One truck issue that has kept coming back is a high idle.  I have thought I fixed it several times now with both tuning and hardware changes but it always returns at seemingly random times, usually when the truck is warmed up.  I was beginning to believe that the Holley Sniper setup was just very sensitive to vacuum and my somewhat tired 351 was making too much blowby or was too leaky.  I owe a friend a case of beer because he finally diagnosed a similar issue on the same throttle body in his truck.  Although the throttle position was always returning to 0 I never confirmed that the secondaries were closing properly.  There are times they would get stuck open slightly and you could open the hood, push the linkage closed and idle speed returned to normal.

I knew about this issue for a few months before I finally had a free few hours that I could take the truck apart.  Looking at the secondary throttle blades showed where they had been scuffing on the bore.  The shaft also had some very sharp edges where it was machined flat to accept the blades.  I chamfered the sharp edges of the blades and smoothed out where the shaft rotates in the bore.  During reassembly I centered the blades better in the bores and gave the secondary return spring another wrap for more tension.  So far the secondaries haven’t stuck again. I also started over with a new tune so the system would learn without that variation.

Next up, fix the worn out column shifter. Parts have only been painted and ready to go for a few months.  

GhiaMonster Reader
9/21/22 6:26 p.m.

I tore into the steering column and was able to extricate the old shifter components.  Things were much more worn than I expected, leaving me surprised the thing even still shifted. 

The column was reassembled with much fiddling, but I am happy to report that it functions as new again.  I haven’t mistakenly left it in reverse, missing park, since. A major safety upgrade right there.

This one interior improvement kicked off several other small fixes that make the truck more livable.  The heater selector lever had ceased to function again, reverting to the way it was when I got the truck.  This time I fixed it with a thru bolt instead of the toothed clip Ford used. 

Next up was wiring in a radio delay relay so the radio stays on after keyoff until the door is opened, like a modern truck. Completely unnecessary, but fits my theme of trying to make it function like a 21st century vehicle.  The Retro Sound stereo takes several seconds to boot up each time so just switching to accessory is annoying. I also cleaned up some wiring while in there. 

The stock headliner had a big gouge in it and the vinyl was constantly peeling back, which always caught my eye.  A new headliner was expensive and also costly to ship so I experimented with recovering the original.  After gluing up a test strip of the fabric and practicing my maneuvers to lay it down without wrinkles I set to work.  That paid off and I am very happy with the results.  Hopefully using the $30 a can headliner adhesive gets me some years out of it. 

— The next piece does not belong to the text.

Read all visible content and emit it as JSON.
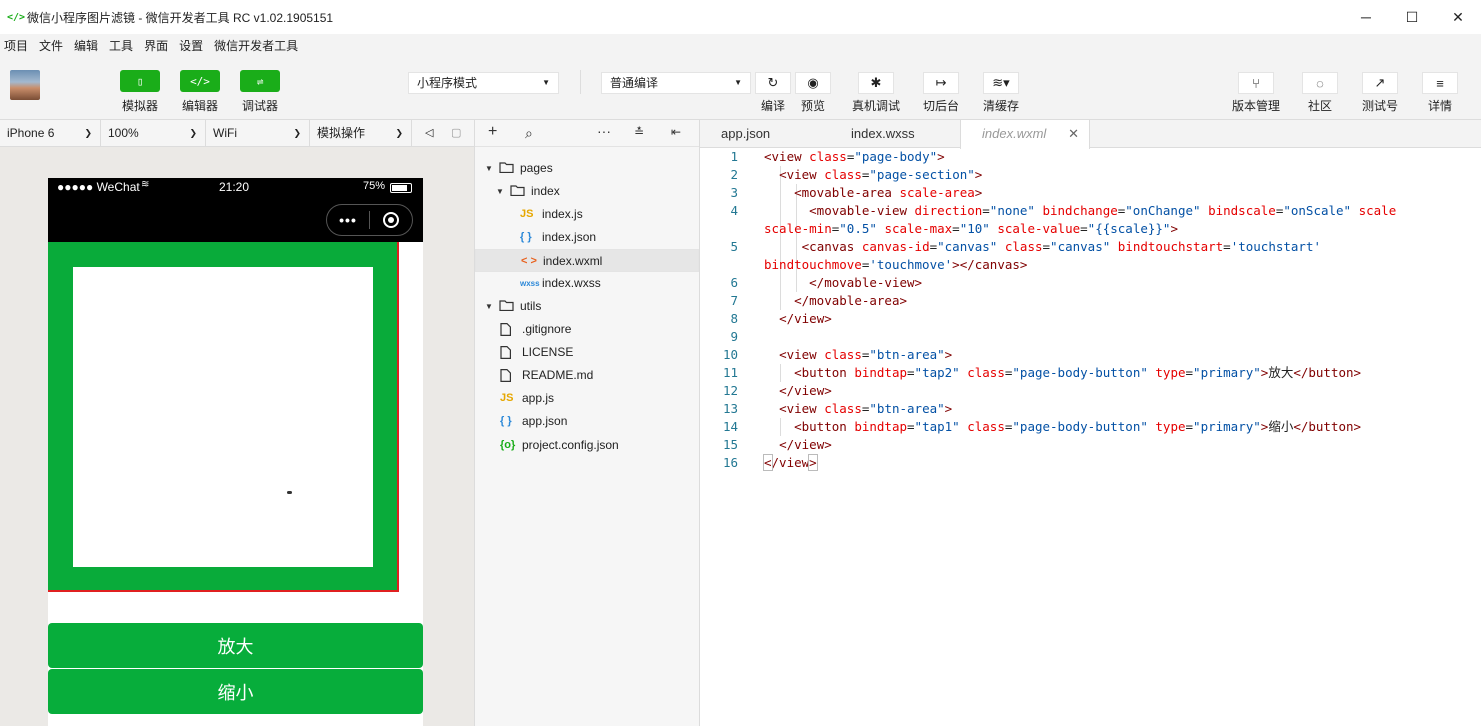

The final touch is a replacement seat cover that hopefully goes on this weekend. The wife was horrified that I was going to change the look but, I was able to find the exact same thing to replace the aging one that came with the truck. 

GhiaMonster Reader
12/2/22 5:04 p.m.

In the last month the truck has been part of the usual end of the season activities.  Scrap metal hauled to the scrap yard, firewood up to the house and its final duty, hauling this year’s Christmas tree.  There are no major projects planned for it over the winter beyond a few clean up items.  If I get really motivated there is some bodywork to go after and the tailgate could use a refresh. Happy Holidays!

jfryjfry SuperDork
12/3/22 10:26 a.m.

Beautiful truck!   Where did you get the shifter rebuild?   Find a new turn signal piece?   That white plastic piece that looks like it will break if you look too hard at it?